De manera que pensar los cambios y las permanencias en términos de regularidades y discontinuidades puede ser útil, en particular cuando esas transiciones caóticas, como las descritas, aún están en curso y nos son contemporáneas. Y, además, porque estas nuevas series coexisten con series clásicas y tradicionales que se mantienen inalterables, sin reconocer los cambios sociales mundiales; el mundo existe de manera desigual y combinada no solo en términos espaciales, económicos, culturales y políticos, sino también temporales. De ahí que tengan atractivo las series en las que coexisten dos realidades temporales alternas o las temáticas de universos paralelos, viajes en el tiempo y todo tipo de ucronías (El Ministerio del Tiempo, Timeless, Outlander, Frequency).

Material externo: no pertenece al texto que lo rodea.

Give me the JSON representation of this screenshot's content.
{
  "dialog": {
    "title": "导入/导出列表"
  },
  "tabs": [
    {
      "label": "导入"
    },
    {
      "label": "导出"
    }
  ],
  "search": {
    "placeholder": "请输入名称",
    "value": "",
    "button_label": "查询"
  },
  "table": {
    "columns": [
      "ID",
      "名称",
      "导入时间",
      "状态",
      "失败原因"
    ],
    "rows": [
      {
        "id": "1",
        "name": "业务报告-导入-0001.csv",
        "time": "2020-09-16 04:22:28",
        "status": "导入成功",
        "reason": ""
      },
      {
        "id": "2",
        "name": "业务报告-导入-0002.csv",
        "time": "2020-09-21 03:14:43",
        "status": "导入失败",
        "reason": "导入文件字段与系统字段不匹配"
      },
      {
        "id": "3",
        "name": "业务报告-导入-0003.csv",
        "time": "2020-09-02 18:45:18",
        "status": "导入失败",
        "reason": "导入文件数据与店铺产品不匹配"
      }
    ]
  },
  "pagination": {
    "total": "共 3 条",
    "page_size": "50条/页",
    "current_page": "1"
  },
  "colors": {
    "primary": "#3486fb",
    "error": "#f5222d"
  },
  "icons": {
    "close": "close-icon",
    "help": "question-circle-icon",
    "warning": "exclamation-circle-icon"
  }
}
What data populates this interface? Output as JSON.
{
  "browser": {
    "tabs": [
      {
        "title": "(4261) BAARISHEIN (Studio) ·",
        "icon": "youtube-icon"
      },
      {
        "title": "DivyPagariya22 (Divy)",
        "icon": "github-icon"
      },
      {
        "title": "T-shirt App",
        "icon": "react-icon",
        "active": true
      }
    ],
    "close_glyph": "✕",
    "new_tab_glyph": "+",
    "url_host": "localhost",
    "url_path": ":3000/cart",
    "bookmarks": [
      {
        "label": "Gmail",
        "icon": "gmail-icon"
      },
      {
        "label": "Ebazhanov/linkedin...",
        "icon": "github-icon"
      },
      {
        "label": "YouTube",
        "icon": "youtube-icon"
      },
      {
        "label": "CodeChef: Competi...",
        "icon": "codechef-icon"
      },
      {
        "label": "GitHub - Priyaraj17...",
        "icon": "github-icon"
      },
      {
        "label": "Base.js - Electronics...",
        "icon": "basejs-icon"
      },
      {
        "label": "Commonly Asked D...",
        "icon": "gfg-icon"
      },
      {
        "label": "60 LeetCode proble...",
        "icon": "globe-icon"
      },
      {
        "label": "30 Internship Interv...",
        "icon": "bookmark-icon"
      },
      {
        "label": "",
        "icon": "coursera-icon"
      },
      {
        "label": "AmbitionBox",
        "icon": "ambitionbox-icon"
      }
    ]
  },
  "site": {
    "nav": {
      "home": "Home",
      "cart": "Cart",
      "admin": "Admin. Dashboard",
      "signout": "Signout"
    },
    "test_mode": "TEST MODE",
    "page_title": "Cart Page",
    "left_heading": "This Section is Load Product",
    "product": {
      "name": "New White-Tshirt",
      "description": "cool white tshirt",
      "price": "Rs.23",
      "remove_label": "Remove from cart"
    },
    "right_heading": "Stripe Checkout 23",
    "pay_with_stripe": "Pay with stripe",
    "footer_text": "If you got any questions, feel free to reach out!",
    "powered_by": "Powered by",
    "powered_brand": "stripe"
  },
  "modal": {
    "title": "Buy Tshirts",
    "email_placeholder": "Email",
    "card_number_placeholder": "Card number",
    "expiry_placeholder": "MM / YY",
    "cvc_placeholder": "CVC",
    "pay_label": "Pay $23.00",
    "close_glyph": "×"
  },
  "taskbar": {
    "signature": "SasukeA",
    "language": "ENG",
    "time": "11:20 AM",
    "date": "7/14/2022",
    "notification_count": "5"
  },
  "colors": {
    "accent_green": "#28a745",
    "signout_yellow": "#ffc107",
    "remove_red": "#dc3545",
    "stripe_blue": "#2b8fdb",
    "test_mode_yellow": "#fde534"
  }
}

Entonces, como indicación y referencia metodológica, propongo que evitemos pensar la historia como irreversible o en términos de continuidad y ruptura, en particular cuando se trata de artefactos culturales como los que produce la industria de las series de televisión. A la vez, aplicar esta regla metodológica puede ser muy útil si se sostiene a manera de hipótesis de trabajo —como en el caso de este breve ensayo—, y si se postula que las series existen, se reproducen y tienen audiencias multitudinarias, multinacionales y multiculturales por su capacidad de hacernos ver el mundo real en que los espectadores vivimos o, al menos, creemos vivir.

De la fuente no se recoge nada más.